Descartes Soal Mengada | PMII RASHUL WALISONGO


Cogito Ergo Sum, aku berpikir maka aku ada. Begitulah yang pernah dikatakan oleh Descartes, sang filosof asal Prancis. Berangkat dari pemikiran filosofis Descartes itulah kemudian banyak orang yang meniru kalimatnya ke dalam istilah lain. Misalnya aku berjuang maka aku ada, atau aku melawan maka aku ada. Penggunaan istilah yang sama barangkali memang mempunyai maksud yang sama sebagaimana yang pernah digagas oleh Descartes.

Namun tidak jarang penulis menemukan pemakaian istilah ini yang menimbulkan kebingungan dalam memahami maksud yang ingin dicapai oleh pembuat adagium.
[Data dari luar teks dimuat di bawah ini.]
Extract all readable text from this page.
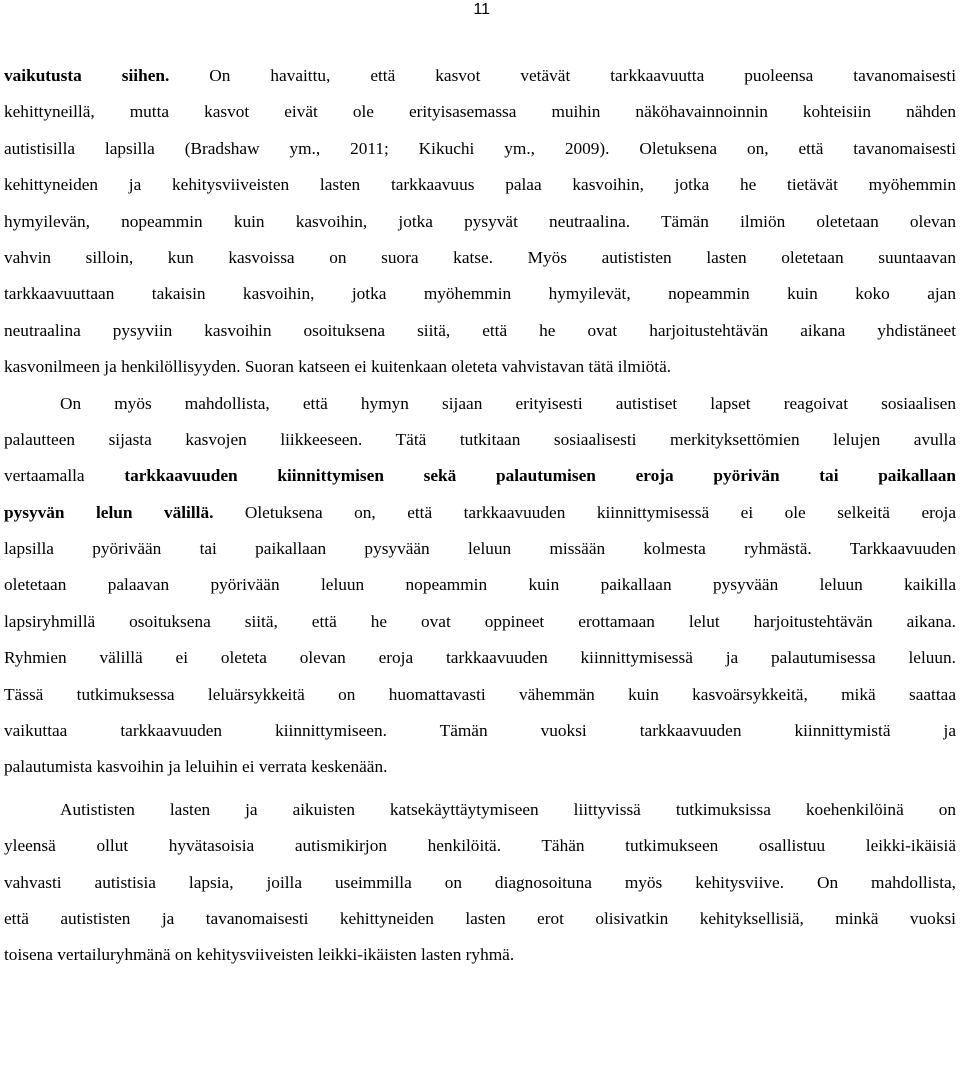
11
vaikutusta siihen. On havaittu, että kasvot vetävät tarkkaavuutta puoleensa tavanomaisesti
kehittyneillä, mutta kasvot eivät ole erityisasemassa muihin näköhavainnoinnin kohteisiin nähden
autistisilla lapsilla (Bradshaw ym., 2011; Kikuchi ym., 2009). Oletuksena on, että tavanomaisesti
kehittyneiden ja kehitysviiveisten lasten tarkkaavuus palaa kasvoihin, jotka he tietävät myöhemmin
hymyilevän, nopeammin kuin kasvoihin, jotka pysyvät neutraalina. Tämän ilmiön oletetaan olevan
vahvin silloin, kun kasvoissa on suora katse. Myös autististen lasten oletetaan suuntaavan
tarkkaavuuttaan takaisin kasvoihin, jotka myöhemmin hymyilevät, nopeammin kuin koko ajan
neutraalina pysyviin kasvoihin osoituksena siitä, että he ovat harjoitustehtävän aikana yhdistäneet
kasvonilmeen ja henkilöllisyyden. Suoran katseen ei kuitenkaan oleteta vahvistavan tätä ilmiötä.
On myös mahdollista, että hymyn sijaan erityisesti autistiset lapset reagoivat sosiaalisen
palautteen sijasta kasvojen liikkeeseen. Tätä tutkitaan sosiaalisesti merkityksettömien lelujen avulla
vertaamalla tarkkaavuuden kiinnittymisen sekä palautumisen eroja pyörivän tai paikallaan
pysyvän lelun välillä. Oletuksena on, että tarkkaavuuden kiinnittymisessä ei ole selkeitä eroja
lapsilla pyörivään tai paikallaan pysyvään leluun missään kolmesta ryhmästä. Tarkkaavuuden
oletetaan palaavan pyörivään leluun nopeammin kuin paikallaan pysyvään leluun kaikilla
lapsiryhmillä osoituksena siitä, että he ovat oppineet erottamaan lelut harjoitustehtävän aikana.
Ryhmien välillä ei oleteta olevan eroja tarkkaavuuden kiinnittymisessä ja palautumisessa leluun.
Tässä tutkimuksessa leluärsykkeitä on huomattavasti vähemmän kuin kasvoärsykkeitä, mikä saattaa
vaikuttaa tarkkaavuuden kiinnittymiseen. Tämän vuoksi tarkkaavuuden kiinnittymistä ja
palautumista kasvoihin ja leluihin ei verrata keskenään.
Autististen lasten ja aikuisten katsekäyttäytymiseen liittyvissä tutkimuksissa koehenkilöinä on
yleensä ollut hyvätasoisia autismikirjon henkilöitä. Tähän tutkimukseen osallistuu leikki-ikäisiä
vahvasti autistisia lapsia, joilla useimmilla on diagnosoituna myös kehitysviive. On mahdollista,
että autististen ja tavanomaisesti kehittyneiden lasten erot olisivatkin kehityksellisiä, minkä vuoksi
toisena vertailuryhmänä on kehitysviiveisten leikki-ikäisten lasten ryhmä.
Contohnya seperti yang pernah penulis jumpai dalam sebuah grup WA, bunyinya adalah “Aku Berjunaidi maka aku ada”. Kalimat ini muncul sebagai jargon dukungan kepada Junaidi, Calon Ketua PB PMII asal Semarang yang akan maju dalam Pemilihan Ketua PB pada Kongres tahun ini. Bagi pembaca yang pernah membaca tentang pemikiran sosok Descartes tentu akan langsung mengkorelasikan adagium baru ini dengan yang pernah dipahaminya mengenai pemikiran Descartes. Pun demikian dengan penulis. Meskipun tidak pernah habis membaca buku tentang Descartes, bahkan lupa judul bukunya, namun setidaknya penulis pernah membaca serta mendiskusikannya.
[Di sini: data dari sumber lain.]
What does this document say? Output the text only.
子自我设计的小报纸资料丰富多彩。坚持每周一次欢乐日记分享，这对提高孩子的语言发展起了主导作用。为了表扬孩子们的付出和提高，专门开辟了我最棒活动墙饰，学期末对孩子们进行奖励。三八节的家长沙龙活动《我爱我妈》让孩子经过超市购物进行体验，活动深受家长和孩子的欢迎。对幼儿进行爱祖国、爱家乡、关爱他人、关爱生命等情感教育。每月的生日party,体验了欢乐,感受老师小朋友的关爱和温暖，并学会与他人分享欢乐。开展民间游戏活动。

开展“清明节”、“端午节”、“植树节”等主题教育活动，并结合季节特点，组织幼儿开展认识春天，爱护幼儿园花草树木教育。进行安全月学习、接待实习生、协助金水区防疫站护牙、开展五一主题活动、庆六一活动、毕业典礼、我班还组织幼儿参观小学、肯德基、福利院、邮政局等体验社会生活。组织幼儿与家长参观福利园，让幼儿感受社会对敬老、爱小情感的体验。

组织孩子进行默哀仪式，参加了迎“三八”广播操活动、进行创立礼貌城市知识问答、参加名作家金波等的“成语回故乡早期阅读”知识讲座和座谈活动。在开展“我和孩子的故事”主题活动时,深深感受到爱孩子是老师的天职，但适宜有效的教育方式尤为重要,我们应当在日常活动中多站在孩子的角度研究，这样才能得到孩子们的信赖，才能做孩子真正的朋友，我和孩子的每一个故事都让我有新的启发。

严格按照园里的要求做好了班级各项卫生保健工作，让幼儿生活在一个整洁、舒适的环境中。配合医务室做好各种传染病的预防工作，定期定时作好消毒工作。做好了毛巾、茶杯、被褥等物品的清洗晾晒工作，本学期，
Sependek yang pernah dipahami penulis, Rene Descartes adalah seorang tokoh yang selalu meragukan segala sesuatu. Rene berpikir bahwa dengan cara meragukan semua hal termasuk dirinya sendiri tersebut, dia telah membersihkan dirinya dari segala prasangka yang mungkin menuntunnya ke jalan yang salah. Ia takut bahwa mungkin saja berpikir sebenarnya tidak membawanya menuju kebenaran. Mungkin saja bahwa pikiran manusia pada hakikatnya tidak membawa manusia kepada kebenaran, namun sebaliknya membawanya kepada kesalahan. Artinya, ada semacam kekuatan tertentu yang lebih besar dari dirinya yang mengontrol pikirannya dan selalu mengarahkan pikirannya ke jalan yang salah.
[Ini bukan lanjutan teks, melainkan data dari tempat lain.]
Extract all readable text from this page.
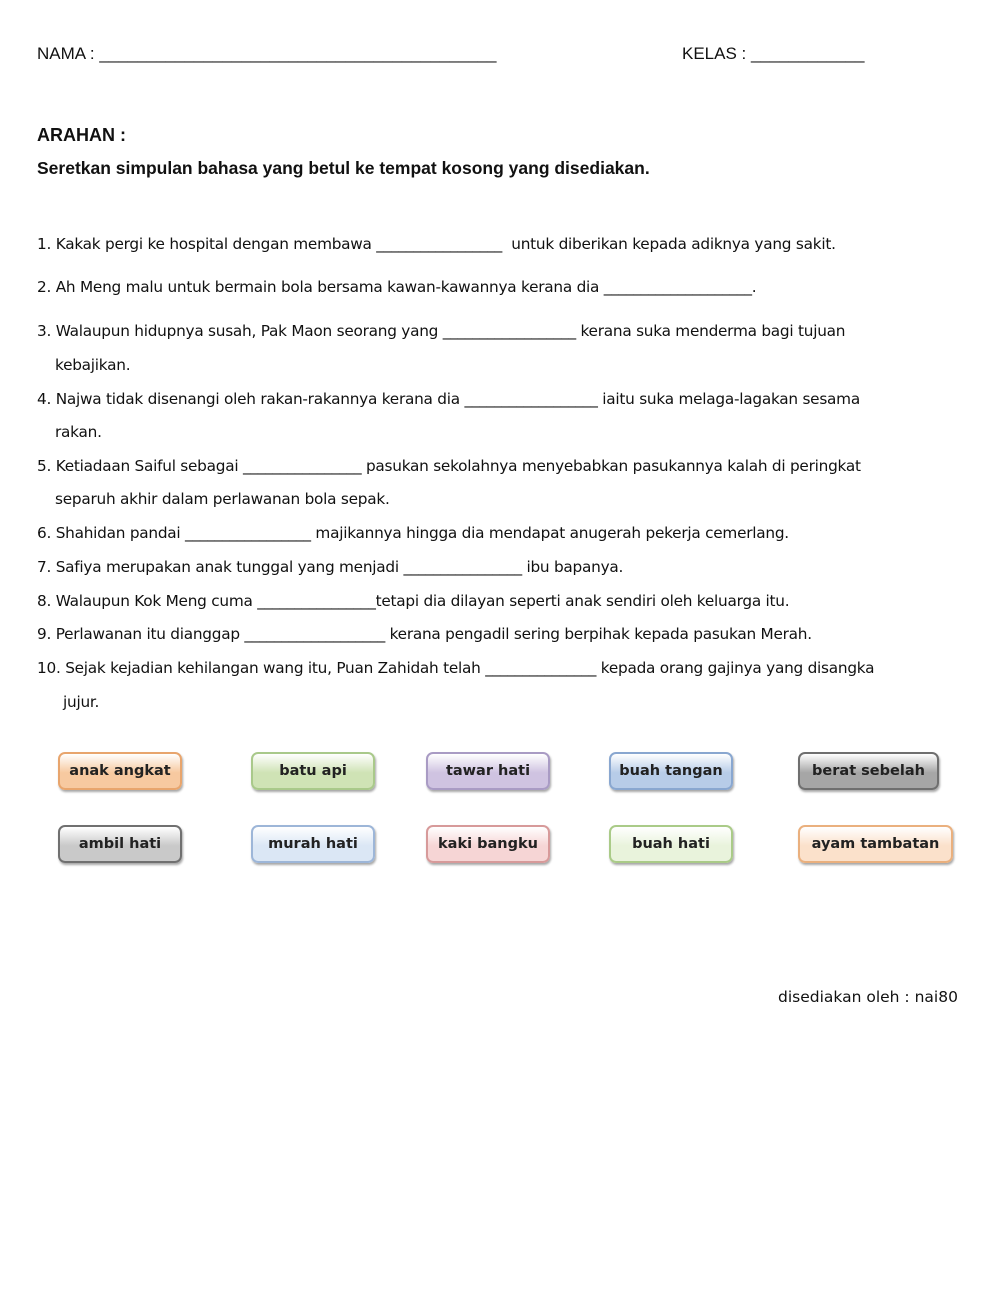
NAMA : __________________________________________	KELAS : ____________
ARAHAN :
Seretkan simpulan bahasa yang betul ke tempat kosong yang disediakan.
1. Kakak pergi ke hospital dengan membawa _________________  untuk diberikan kepada adiknya yang sakit.
2. Ah Meng malu untuk bermain bola bersama kawan-kawannya kerana dia ____________________.
3. Walaupun hidupnya susah, Pak Maon seorang yang __________________ kerana suka menderma bagi tujuan
kebajikan.
4. Najwa tidak disenangi oleh rakan-rakannya kerana dia __________________ iaitu suka melaga-lagakan sesama
rakan.
5. Ketiadaan Saiful sebagai ________________ pasukan sekolahnya menyebabkan pasukannya kalah di peringkat
separuh akhir dalam perlawanan bola sepak.
6. Shahidan pandai _________________ majikannya hingga dia mendapat anugerah pekerja cemerlang.
7. Safiya merupakan anak tunggal yang menjadi ________________ ibu bapanya.
8. Walaupun Kok Meng cuma ________________tetapi dia dilayan seperti anak sendiri oleh keluarga itu.
9. Perlawanan itu dianggap ___________________ kerana pengadil sering berpihak kepada pasukan Merah.
10. Sejak kejadian kehilangan wang itu, Puan Zahidah telah _______________ kepada orang gajinya yang disangka
jujur.
anak angkat	batu api	tawar hati	buah tangan	berat sebelah
ambil hati	murah hati	kaki bangku	buah hati	ayam tambatan
disediakan oleh : nai80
Sampai di sini, Rene tiba-tiba sadar bahwa bagaimanapun pikiran mengarahkan dirinya kepada kesalahan, namun ia tetaplah berpikir. Inilah satu-satunya yang jelas. Inilah satu-satunya yang tidak mungkin salah. Artinya hanya ada satu kebenaran yang diyakini Descartes, adalah kenyataan bahwa ia sedang berpikir. Dengan demikian, Descartes sampai pada kesimpulan bahwa ketika ia berpikir, maka ia ada. Yang kemudian dalam bahasa Latin diartikan sebagai Cogito Ergo Sum, aku berpikir maka aku ada.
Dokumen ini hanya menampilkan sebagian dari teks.